Doch ist die Beschränkung auf 768 mal 1024 Pixel (163 dpi) eine so grosse Schwäche, dass man Interessierten abraten sollte, das iPad mini zu erwerben? Der Mann, der diese Frage wohl am umfassendsten beantworten kann, heisst Raymond Soneira von Displaymate.com. Der weltweit führende Bildschirmexperte hat Apples (AAPL 102.5 0.24%) Klein-Tablet unter Laborbedingungen mit den Konkurrenten Amazon (AMZN 339.04 -0.29%) Kindle Fire HD sowie Google (GOOG 582.36 0.35%) Nexus 7 verglichen.

Probleme mit kleinen Schriften

Aufgrund der Tatsache, dass die Displays sowohl des Amazon- als auch des Google-Tablets 53 ppi mehr aufweisen, hat das iPad mini in der Kategorie Auflösung keine Chance. «Sowohl das Kindle Fire HD als auch das Nexus 7 haben deutlich schärfere Displays (...)», Texte liessen sich auf ihnen besser lesen, hält Soneira fest.
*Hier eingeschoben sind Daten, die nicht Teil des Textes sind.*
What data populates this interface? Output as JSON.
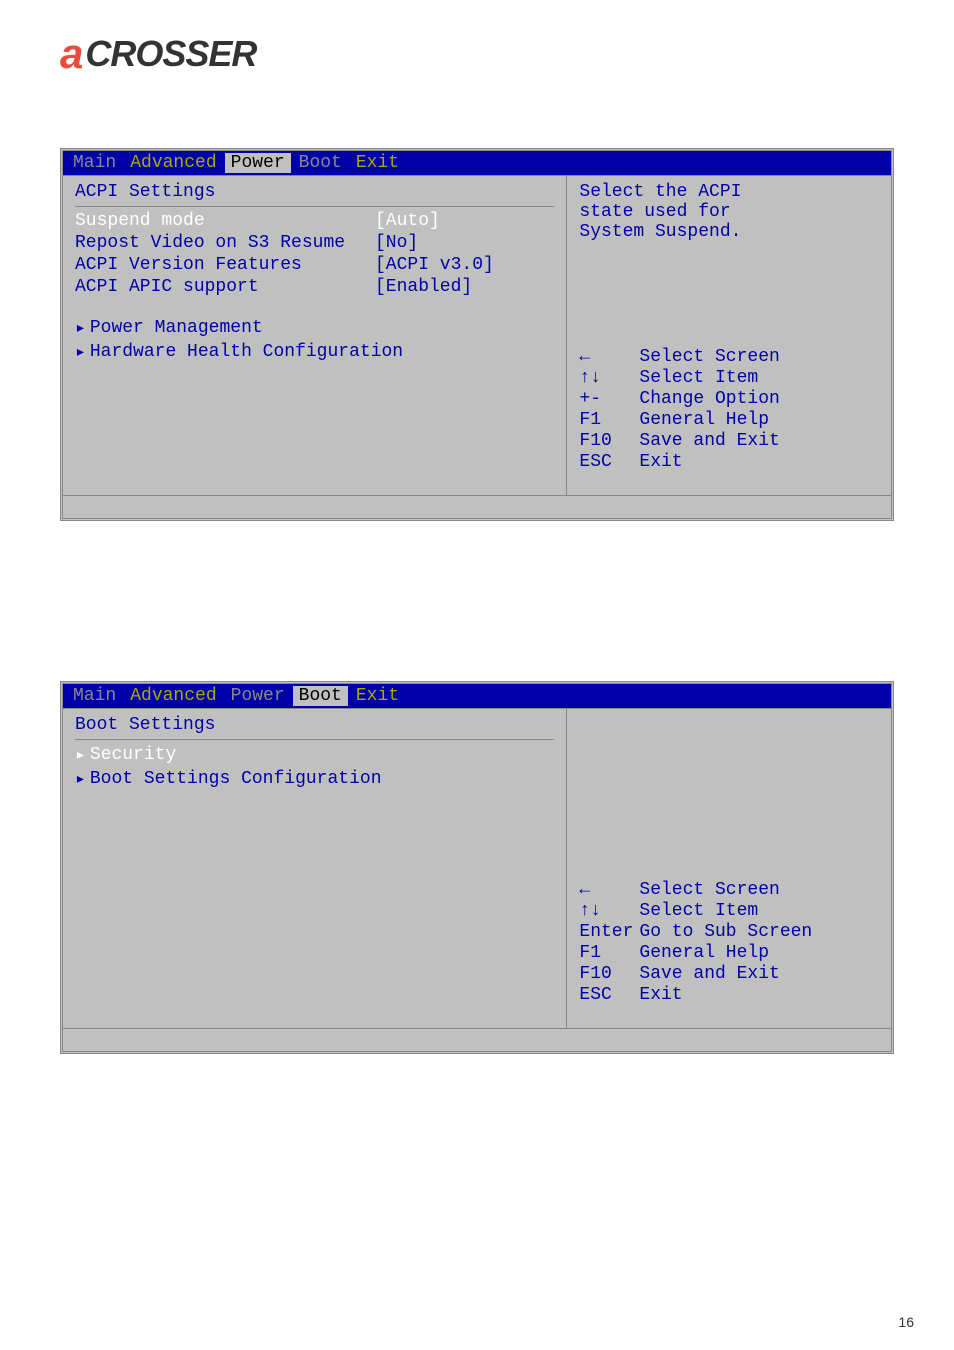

Vor allem kleine Schriften wirken laut Soneira auf dem iPad mini etwas verschwommen.

Ganz schlecht schneidet die Apfel-Hardware in der Kategorie Reflexionen ab. Soneiras Resultaten zufolge reflektiert das iPad mini 53 Prozent mehr Licht aus der Umgebung als das Google-Tablet und 41 Prozent mehr als das Amazon-Gerät. Die Oberfläche des iPad mini blendet also stark. Ebenfalls schlechter sind Helligkeit und Kontrast. Zudem wurde die Akkulaufzeit bei eingeschaltetem Bildschirm überprüft: Hier ging die Krone an das Google Nexus 7.

Der Verzicht auf den Kompromiss

Soneira hat für die Verwendung dürftiger technischer Spezifikationen indes durchaus Verständnis. Eine Retina-Auflösung, wie sie etwa das iPad der dritten Generation (2048 mal 1536 Pixel) bietet, hätte das Gerät zu teuer gemacht. Allerdings hätte Apple in den Augen Soneiras mit einer Auflösung von 1280 mal 960 Pixeln einen Mittelweg finden können. Warum Cupertino so grosse Abstriche macht, ist ihm ein Rätsel.

«Das iPad mini ist sicher ein taugliches Tablet», so Soneiras Fazit, «aber das Gerät passt nicht zur Tradition Apples, das beste Display oder zumindest ein sehr gutes Display anzubieten (...). Schlimmer noch: Die Bildschirme anderer Mini-Tablets von Amazon und Google übertreffen das iPad mini in fast allen Untersuchungen.»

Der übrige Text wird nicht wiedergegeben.